Обычно, Петя ходил до дома не деревенской улицей, а дорожкой, идущей вдоль огородов - так путь выходил короче.
       У крайнего же от леса гумна, кое как огороженного осиновыми жердинами, Петя убавил шаг. "Зайти? - промелькнула мысль. - "Нет, не стоит...не пойду. Хотя, надо бы, ведь обещал. Да и не хорошо как-то, не по-честному так... Надо зайти".
       Петя легко перепрыгнул через ветхое ограждение и зашагал по узенькой тропочке, между грядками с луком и морковкой, к покосившемуся крылечку приземистой, белёной известью избёнке под мохнатой камышовой крышей. "Как и тогда...перед армией" - вспомнил Пётр.
       Отучившись в техникуме по направлению колхоза, до призыва Петя успел немного поработать по специальности. Однажды, возвращаясь со службы, у забора крайнего от леса огорода его окликнула хозяйка: "Эй, Петро! Ты что ли? Здравствуй!"
- "Здравствуй, Тёть Луш".
- "Да какая я тебе "тётя"? На десять годочков постарше тебя буду. Брат мой, Витька, с тобой в одном классе учился, а у нас с ним десять лет разницы" - слукавила Луша, убавив себе лет пяток. - Погодь, не спеши. Скажу что. Ну, ты, Петро, возмужал, подрос, красавцем стал, весь в отца, царствие ему небесное. Я то хоть и мала была, а батю твоего хорошо помню. Добрый был человек, отзывчивый. Маме не раз, помнится, помогал починить-подлатать в доме. Мамка-то моя рано без мужика осталась, вот и у меня судьбинушка такая. Слыхал, небось, Колька мой под гусеницу своего же трактора попал, изувечило его, бедолагу, кровью истёк, помер. А я теперь вдовствую, девку одна поднимаю. Тяжело без мужика. Петь, вчерась с окошка ветром ставню оторвало. Ты не мог бы прибить ставенку на место?"
- "Хорошо, тёть Луш, прибью."
- "Опять ты за своё! Да говорю ж  - не тётя я тебе. Лушкой зови".
      Лушка впереди, а Петька за ней и пошли по той же самой тропочке к дому.
Лушка была самой обыкновенной деревенской бабой: крепкая, не сказать, что толстая, но упитанная.

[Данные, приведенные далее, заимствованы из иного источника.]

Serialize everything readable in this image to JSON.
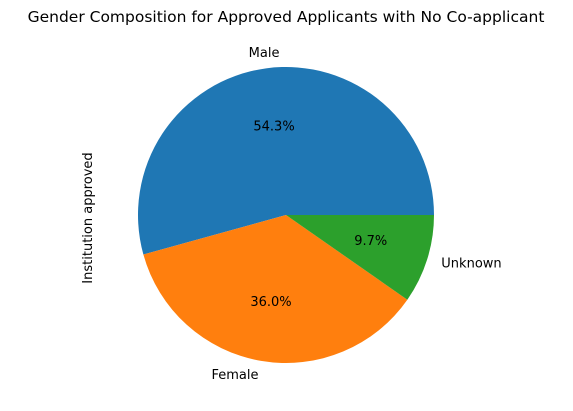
{
  "chart_data": {
    "type": "pie",
    "title": "Gender Composition for Approved Applicants with No Co-applicant",
    "ylabel": "Institution approved",
    "slices": [
      {
        "label": "Male",
        "value": 54.3,
        "pct_label": "54.3%",
        "color": "#1f77b4"
      },
      {
        "label": "Female",
        "value": 36.0,
        "pct_label": "36.0%",
        "color": "#ff7f0e"
      },
      {
        "label": "Unknown",
        "value": 9.7,
        "pct_label": "9.7%",
        "color": "#2ca02c"
      }
    ],
    "start_angle": 0,
    "direction": "counterclockwise"
  }
}
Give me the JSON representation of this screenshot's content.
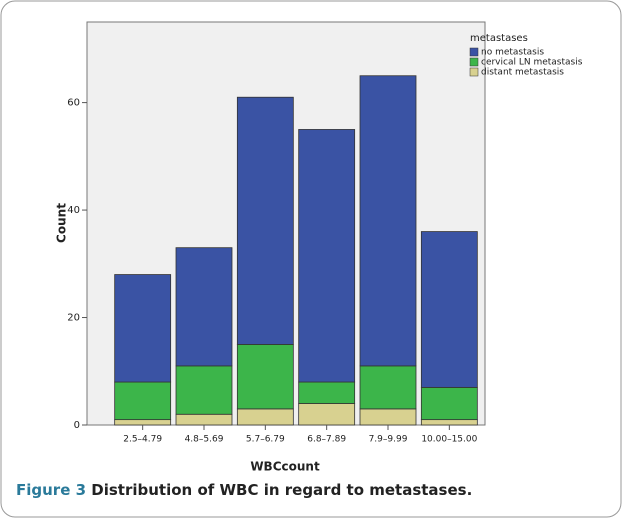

Грудь, зад выдавались сверх меры, но и талия вполне наблюдалась. Волосы рыжие, огняные, гладенько зачёсаны наверх и заколоты подковой черепахового гребня. Кожа лица, рук, как это и бывает у рыжеволосых, сметанно-белая, от солнца же раскрасневшаяся и усыпанная тёмными крупными конопушками. Лицо у Лушки изысканной красотой не отличалось, но и страшненьким его тоже нельзя было назвать.
Петя быстренько тогда справился с мелким ремонтом.
- "Ой, Петечка, уж и не знаю, как благодарить тебя. - Запричитала Лукерья. - Да ты зайди, зайди в избу, передохни малость. Хоть кваску испей".
       Парень начал было отнекиваться, но хозяйка настойчива, никак парня не отпускает: "Не гоже так! Что ж я и пирожком работника не угощу? Заходи, Петя. После работы проголодался, поди, а тут ещё и я со своими просьбами".
Петя нерешительно переступил через порог, низко наклонив голову в дверном проёме.